Part of her forehead touched the bare skin of my neck, but there was none of the sensation I had gotten from Maerlin, Tanwen, and Akantha. She felt like any normal person . . .

And then she didn’t.

It was a flicker, a tick of sensation against my skin, and then gone. I stroked her pale hair and closed my eyes, going inside myself and focusing on that point of contact between us. Listening. Sensing. Laying myself open, in hopes of catching another whisper of Una.

There. A feeling like an icicle running down my neck, then gone again. I tried to follow it, tried to feel my way into her, and could not.

“Una, what is it that has upset you so? Please tell me.”

“Why? You can’t change it.”

“Unhappiness is so much worse when you have no one to tell it to. It takes on a life of its own, and eats at you. Problems get smaller when you take them out of your head and put them in the open space between you and a friend.”

She lifted her head from my shoulder and pushed back, wiping at her nose with the back of her hand. “I don’t have any friends.”

I wouldn’t dishonor her by claiming to be her friend. As she’d pointed out, I’d soon leave just as my mother had. “Sometimes talking to a stranger helps, too.”

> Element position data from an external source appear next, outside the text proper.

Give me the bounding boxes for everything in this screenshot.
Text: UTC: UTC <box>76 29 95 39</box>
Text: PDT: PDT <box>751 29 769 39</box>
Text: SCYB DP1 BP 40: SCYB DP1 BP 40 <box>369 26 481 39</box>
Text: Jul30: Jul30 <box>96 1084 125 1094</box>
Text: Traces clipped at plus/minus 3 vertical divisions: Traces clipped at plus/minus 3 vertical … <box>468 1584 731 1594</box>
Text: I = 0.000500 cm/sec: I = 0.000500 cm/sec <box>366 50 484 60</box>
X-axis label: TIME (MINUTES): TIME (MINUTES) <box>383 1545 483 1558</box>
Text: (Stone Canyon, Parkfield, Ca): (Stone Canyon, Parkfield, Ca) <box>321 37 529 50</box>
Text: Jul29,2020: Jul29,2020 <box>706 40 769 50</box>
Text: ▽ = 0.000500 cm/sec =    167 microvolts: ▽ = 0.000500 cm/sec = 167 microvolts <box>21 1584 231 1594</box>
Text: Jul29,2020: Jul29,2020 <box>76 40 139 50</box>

She leaned back against the wall and drew her knees up, wrapping her arms around them. She shook her head. “I don’t want to talk about it. It doesn’t matter.”

Clearly it did, but there was no point in pushing. “Una, if I ask you something, could you promise to keep it a secret and not tell anyone anything about it?”

Her eyes brightened. She gave a last swipe at her face and sat up straighter. “Who would I tell?”

“I mean it. No one can know about this.”

Una tilted her head, eyes narrowing. “Why are you trusting me?”

I leaned forward and lowered my voice to a whisper. “I saw you in a vision.”

“Doing what?”

“That’s the secret part. Do you promise not to tell: not your mother, not your grandmother, not anyone?”

She gave a fierce nod, then uncurled and sat forward on her knees, leaning close to me to whisper in my ear, “I swear on my life. You have to talk very, very quietly, though, because the acolytes are always spying for Mother.”

I put my lips near her ear. “In the vision, you had a green stone.”

She jerked back, staring at me with wide eyes.

“You know what I’m talking about?” I asked.

She shook her head.

I raised a skeptical brow, and waited.

“Maybe I know about it. What do you want with it?”

“I need it. Is it something you can help me get?”

Una moistened her lips. “Maybe,” she said, and then in a worried rush, “Don’t ask my mother about it. She’ll never let you have it if she knows you want it.”

“No, I’d figured that out already.”

“She thinks she knows everything, sees everything. Controls everyone. And she does. Most of the time.”

“She told me that she lets you do as you wish.”

Una smiled crookedly, the angle of her lips more bitter than amused. “That’s what she tells people. She doesn’t want them to know the truth.”

“Which is?”

“Her daughter is the one person in the world she can’t control.”